Question

A current carrying solenoid, acting as a short bar magnet, produces a magnetic field around it. The distance of a point $\text{P}$ at its perpendicular bisector is $R$ from its centre and another point $\text{A}$ at its axis is situated at $\text{4R}$ from its centre.

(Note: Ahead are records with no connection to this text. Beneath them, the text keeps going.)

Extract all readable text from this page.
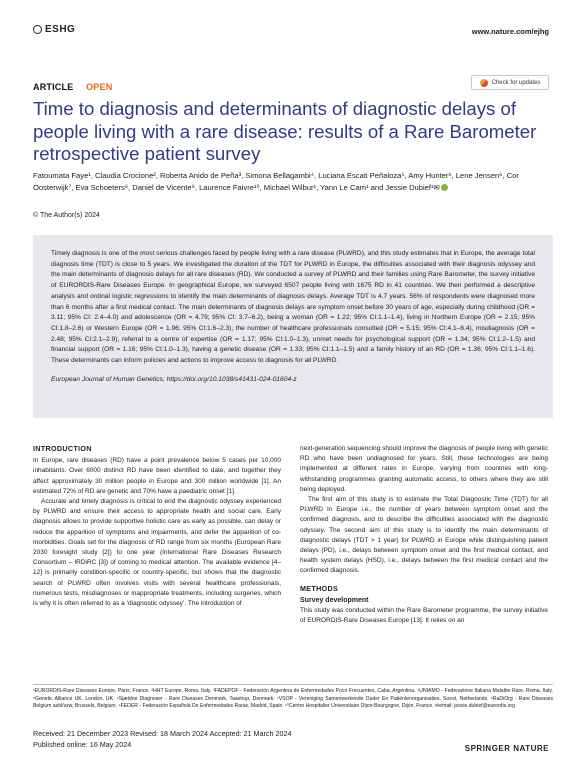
ESHG	www.nature.com/ejhg
ARTICLE OPEN	Check for updates
Time to diagnosis and determinants of diagnostic delays of people living with a rare disease: results of a Rare Barometer retrospective patient survey
Fatoumata Faye¹, Claudia Crocione², Roberta Anido de Peña³, Simona Bellagambi⁴, Luciana Escati Peñaloza⁵, Amy Hunter⁶, Lene Jensen⁶, Cor Oosterwijk⁷, Eva Schoeters⁸, Daniel de Vicente⁹, Laurence Faivre¹⁰, Michael Wilbur¹, Yann Le Cam¹ and Jessie Dubief¹✉
© The Author(s) 2024
Timely diagnosis is one of the most serious challenges faced by people living with a rare disease (PLWRD), and this study estimates that in Europe, the average total diagnosis time (TDT) is close to 5 years. We investigated the duration of the TDT for PLWRD in Europe, the difficulties associated with their diagnosis odyssey and the main determinants of diagnosis delays for all rare diseases (RD). We conducted a survey of PLWRD and their families using Rare Barometer, the survey initiative of EURORDIS-Rare Diseases Europe. In geographical Europe, we surveyed 6507 people living with 1675 RD in 41 countries. We then performed a descriptive analysis and ordinal logistic regressions to identify the main determinants of diagnosis delays. Average TDT is 4.7 years. 56% of respondents were diagnosed more than 6 months after a first medical contact. The main determinants of diagnosis delays are symptom onset before 30 years of age, especially during childhood (OR = 3.11; 95% CI: 2.4–4.0) and adolescence (OR = 4.79; 95% CI: 3.7–6.2), being a woman (OR = 1.22; 95% CI:1.1–1.4), living in Northern Europe (OR = 2.15; 95% CI:1.8–2.6) or Western Europe (OR = 1.96; 95% CI:1.6–2.3), the number of healthcare professionals consulted (OR = 5.15; 95% CI:4.1–6.4), misdiagnosis (OR = 2.48; 95% CI:2.1–2.9), referral to a centre of expertise (OR = 1.17; 95% CI:1.0–1.3), unmet needs for psychological support (OR = 1.34; 95% CI:1.2–1.5) and financial support (OR = 1.16; 95% CI:1.0–1.3), having a genetic disease (OR = 1.33; 95% CI:1.1–1.5) and a family history of an RD (OR = 1.36; 95% CI:1.1–1.6). These determinants can inform policies and actions to improve access to diagnosis for all PLWRD.
European Journal of Human Genetics; https://doi.org/10.1038/s41431-024-01604-z
INTRODUCTION

In Europe, rare diseases (RD) have a point prevalence below 5 cases per 10,000 inhabitants. Over 6000 distinct RD have been identified to date, and together they affect approximately 30 million people in Europe and 300 million worldwide [1]. An estimated 72% of RD are genetic and 70% have a paediatric onset [1].

Accurate and timely diagnosis is critical to end the diagnostic odyssey experienced by PLWRD and ensure their access to appropriate health and social care. Early diagnosis allows to provide supportive holistic care as early as possible, can delay or reduce the apparition of symptoms and impairments, and defer the apparition of co-morbidities. Goals set for the diagnosis of RD range from six months (European Rare 2030 foresight study [2]) to one year (International Rare Diseases Research Consortium – IRDiRC [3]) of coming to medical attention. The available evidence [4–12] is primarily condition-specific or country-specific, but shows that the diagnostic search of PLWRD often involves visits with several healthcare professionals, numerous tests, misdiagnoses or inappropriate treatments, including surgeries, which is why it is often referred to as a ‘diagnostic odyssey’. The introduction of

next-generation sequencing should improve the diagnosis of people living with genetic RD who have been undiagnosed for years. Still, these technologies are being implemented at different rates in Europe, varying from countries with long-withstanding programmes granting automatic access, to others where they are still being deployed.

The first aim of this study is to estimate the Total Diagnostic Time (TDT) for all PLWRD in Europe i.e., the number of years between symptom onset and the confirmed diagnosis, and to describe the difficulties associated with the diagnostic odyssey. The second aim of this study is to identify the main determinants of diagnostic delays (TDT > 1 year) for PLWRD in Europe while distinguishing patient delays (PD), i.e., delays between symptom onset and the first medical contact, and health system delays (HSD), i.e., delays between the first medical contact and the confirmed diagnosis.

METHODS
Survey development

This study was conducted within the Rare Barometer programme, the survey initiative of EURORDIS-Rare Diseases Europe [13]. It relies on an

¹EURORDIS-Rare Diseases Europe, Paris, France. ²HHT Europe, Roma, Italy. ³FADEPOF - Federación Argentina de Enfermedades Poco Frecuentes, Caba, Argentina. ⁴UNIAMO - Federazione Italiana Malattie Rare, Roma, Italy. ⁵Genetic Alliance UK, London, UK. ⁶Sjældne Diagnoser - Rare Diseases Denmark, Taastrup, Denmark. ⁷VSOP - Vereniging Samenwerkende Ouder En Patiëntenorganisaties, Soest, Netherlands. ⁸RaDiOrg - Rare Diseases Belgium asbl/vzw, Brussels, Belgium. ⁹FEDER - Federación Española De Enfermedades Raras, Madrid, Spain. ¹⁰Centre Hospitalier Universitaire Dijon-Bourgogne, Dijon, France. ✉email: jessie.dubief@eurordis.org
Received: 21 December 2023 Revised: 18 March 2024 Accepted: 21 March 2024
Published online: 16 May 2024	SPRINGER NATURE
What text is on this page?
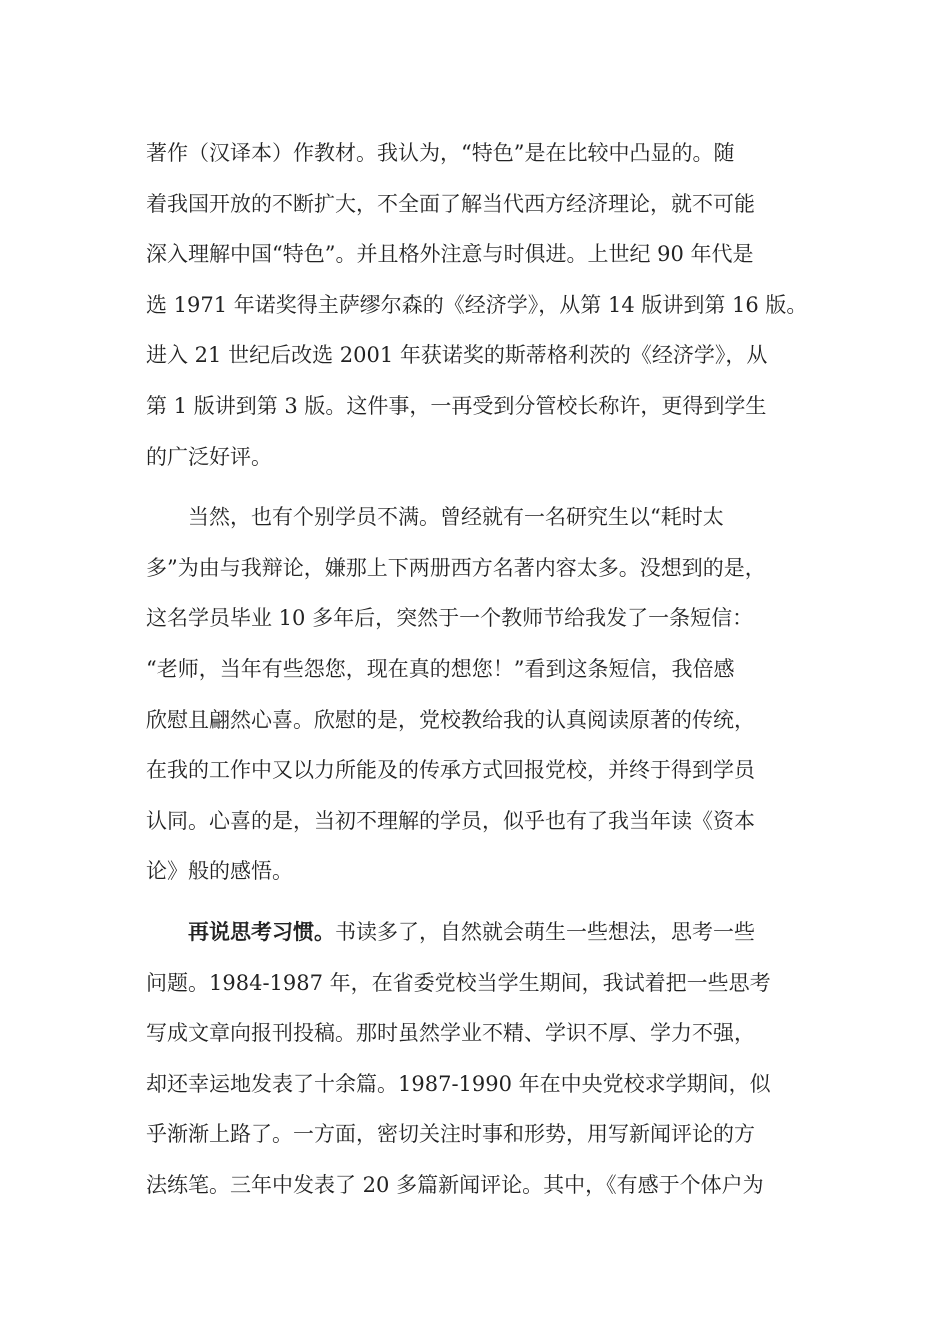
著作（汉译本）作教材。我认为，“特色”是在比较中凸显的。随
着我国开放的不断扩大，不全面了解当代西方经济理论，就不可能
深入理解中国“特色”。并且格外注意与时俱进。上世纪 90 年代是
选 1971 年诺奖得主萨缪尔森的《经济学》，从第 14 版讲到第 16 版。
进入 21 世纪后改选 2001 年获诺奖的斯蒂格利茨的《经济学》，从
第 1 版讲到第 3 版。这件事，一再受到分管校长称许，更得到学生
的广泛好评。
当然，也有个别学员不满。曾经就有一名研究生以“耗时太
多”为由与我辩论，嫌那上下两册西方名著内容太多。没想到的是，
这名学员毕业 10 多年后，突然于一个教师节给我发了一条短信：
“老师，当年有些怨您，现在真的想您！”看到这条短信，我倍感
欣慰且翩然心喜。欣慰的是，党校教给我的认真阅读原著的传统，
在我的工作中又以力所能及的传承方式回报党校，并终于得到学员
认同。心喜的是，当初不理解的学员，似乎也有了我当年读《资本
论》般的感悟。
再说思考习惯。书读多了，自然就会萌生一些想法，思考一些
问题。1984-1987 年，在省委党校当学生期间，我试着把一些思考
写成文章向报刊投稿。那时虽然学业不精、学识不厚、学力不强，
却还幸运地发表了十余篇。1987-1990 年在中央党校求学期间，似
乎渐渐上路了。一方面，密切关注时事和形势，用写新闻评论的方
法练笔。三年中发表了 20 多篇新闻评论。其中，《有感于个体户为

Then find the ratio of magnetic field at $\text{A}$ to the magnetic field at $\text{P}$

• A. $1:4$
• B. $16:1$
• C. $1:32$
• D. $1:64$

Answer 1

The correct option is C $1:32$

The magnetic field due to a solenoid acting as a bar magnet at an angle $\theta$ is given by,

$B_a=\frac{{\mu }_0}{4\pi }\frac{M}{r^3}\sqrt{3{\cos }^2\theta +1}$


As per the information given,

Field at $\text{A}:$

$B_A=\frac{{\mu }_0}{4\pi }\frac{M}{(4R{)}^3}\sqrt{3{\cos }^2{0}^{\circ }+1}=\frac{{\mu }_0}{4\pi }\frac{M}{32(R{)}^3}$

Field at point $\text{P}:$

$B_P=\frac{{\mu }_0}{4\pi }\frac{M}{R^3}\sqrt{3{\cos }^2{90}^{\circ }+1}=\frac{{\mu }_0}{4\pi }\frac{M}{R^3}$

$\therefore \frac{B_A}{B_P}=\frac{{\mu }_0}{4\pi }\frac{M}{32(R{)}^3}\times \frac{4\pi R^3}{{\mu }_0\left(M\right)}$

$\Rightarrow \frac{B_A}{B_P}=\frac{1}{32}$

Hence, $\left(C\right)$ is the correct answer.